Outside the US, the NIH Pharmacogenetics Research Network is developing alliances with scientists in the UK, Germany, Sweden, Canada, Japan, Taiwan, Korea, and Israel. This week, the NIH and the Center for Genomic Medicine in Japan announced plans to create a Global Alliance for Pharmacogenomics (see related story, in this issue).
NIH is also becoming increasingly focused on conducting and funding PGx studies.
In the October issue of the American Journal of Psychiatry, researchers from the National Institute of Mental Health published data showing a strong association between markers within the GRIK2 and GRIA3 genes and treatment-emergent suicidal ideation during therapy with citalopram, marketed as Celexa by Forest Laboratories. The genetic associations were made in a substudy of the four-year, 4,000-patient Sequenced Treatment Alternatives to Relieve Depression Study (STAR*D), sponsored by NIMH, the National Institute for Alcohol Abuse and Alcoholism, the National Human Genome Research Institute, the NIH, and the Swedish Research Council [see PGx Reporter 10-31-2007].
Also, in March, NIMH announced plans to grant around $2 million to seven investigators studying ways to apply pharmacogenomic strategies to the treatment of depression. Applications are due by June 20.

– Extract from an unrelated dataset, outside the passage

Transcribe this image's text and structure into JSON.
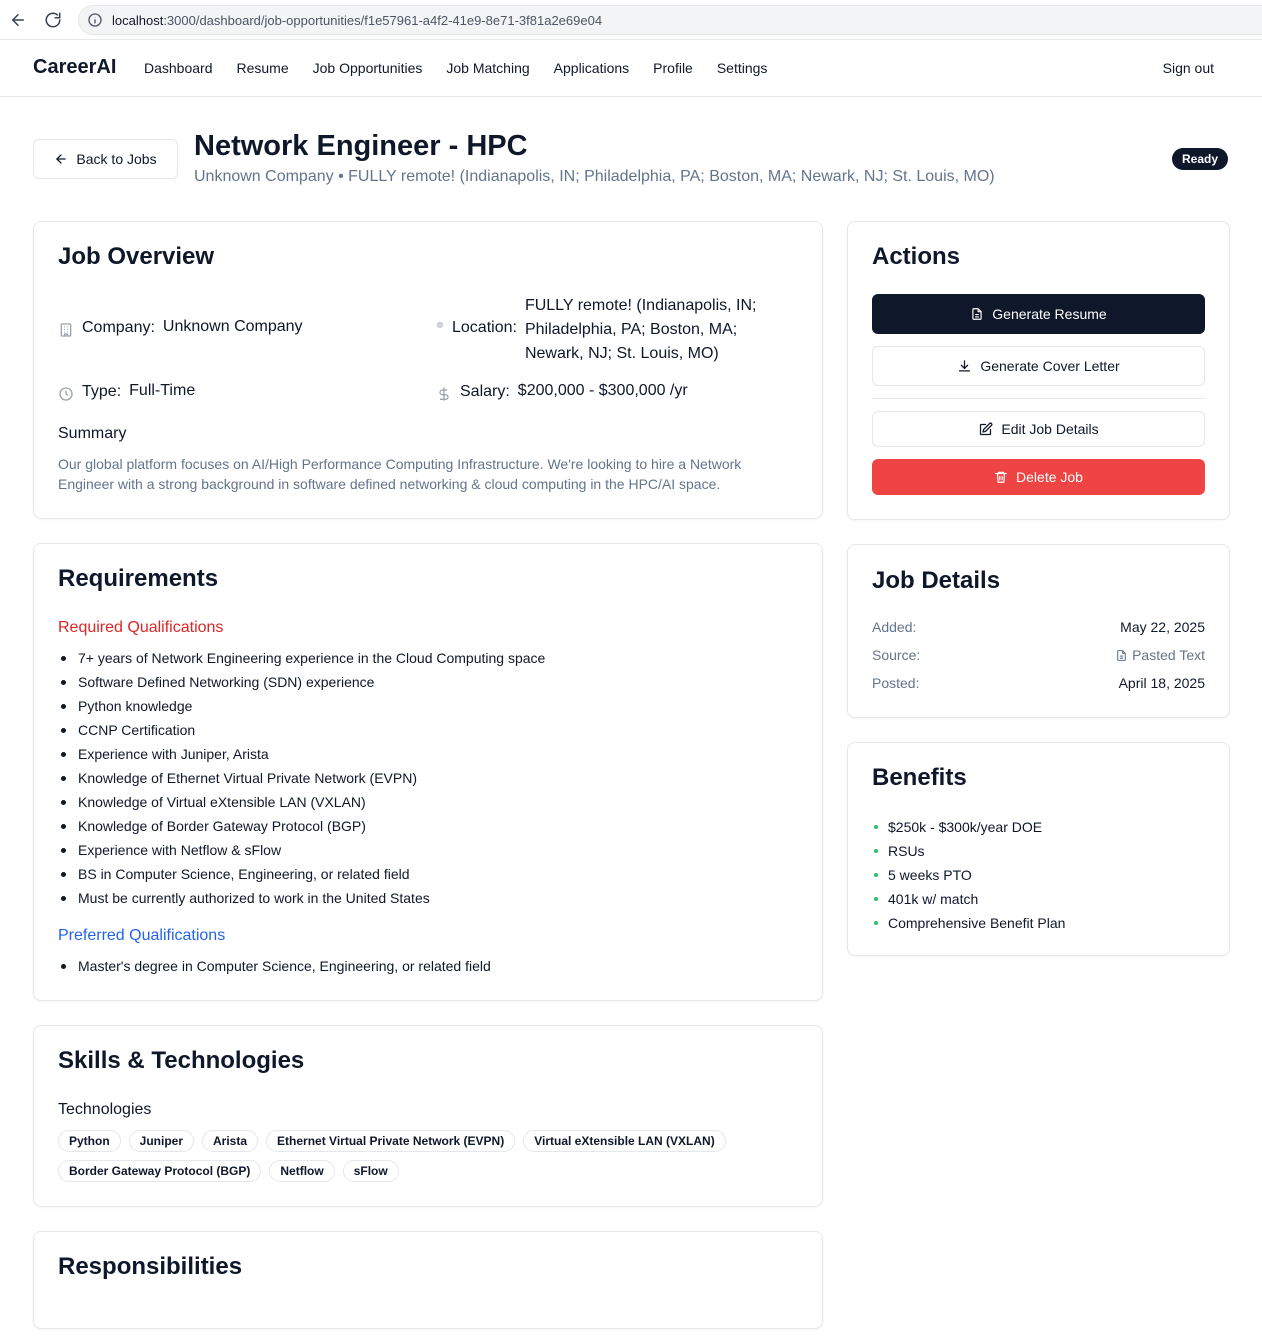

“There are other related initiatives that are ongoing at NIH ... including ancillary studies to ... develop statistical tools for genome-wide studies, best practices for electronic medical records and biobanks, and to standardize phenotype definitions,” Long said. These efforts “should [also] be recognized as valuable accomplishments that demonstrate concepts that can be applied to PGx.”
Long noted that “PGx studies are funded through other mechanisms at NIH,” but did not offer an estimate for how much total funding the NIH has allocated specifically for clinical trials in this area.
The working group has not yet decided whether a report of the feedback from the RFI will be provided to the scientific community. “While that is possible ... the primary purpose was to inform NIH,” Long said.
“I have heard the phrase that 'everything takes longer in the short run than expected, and in the long run, progress occurs more rapidly than would have been guessed,'” she added. “That is true for the implementation of pharmacogenomics.”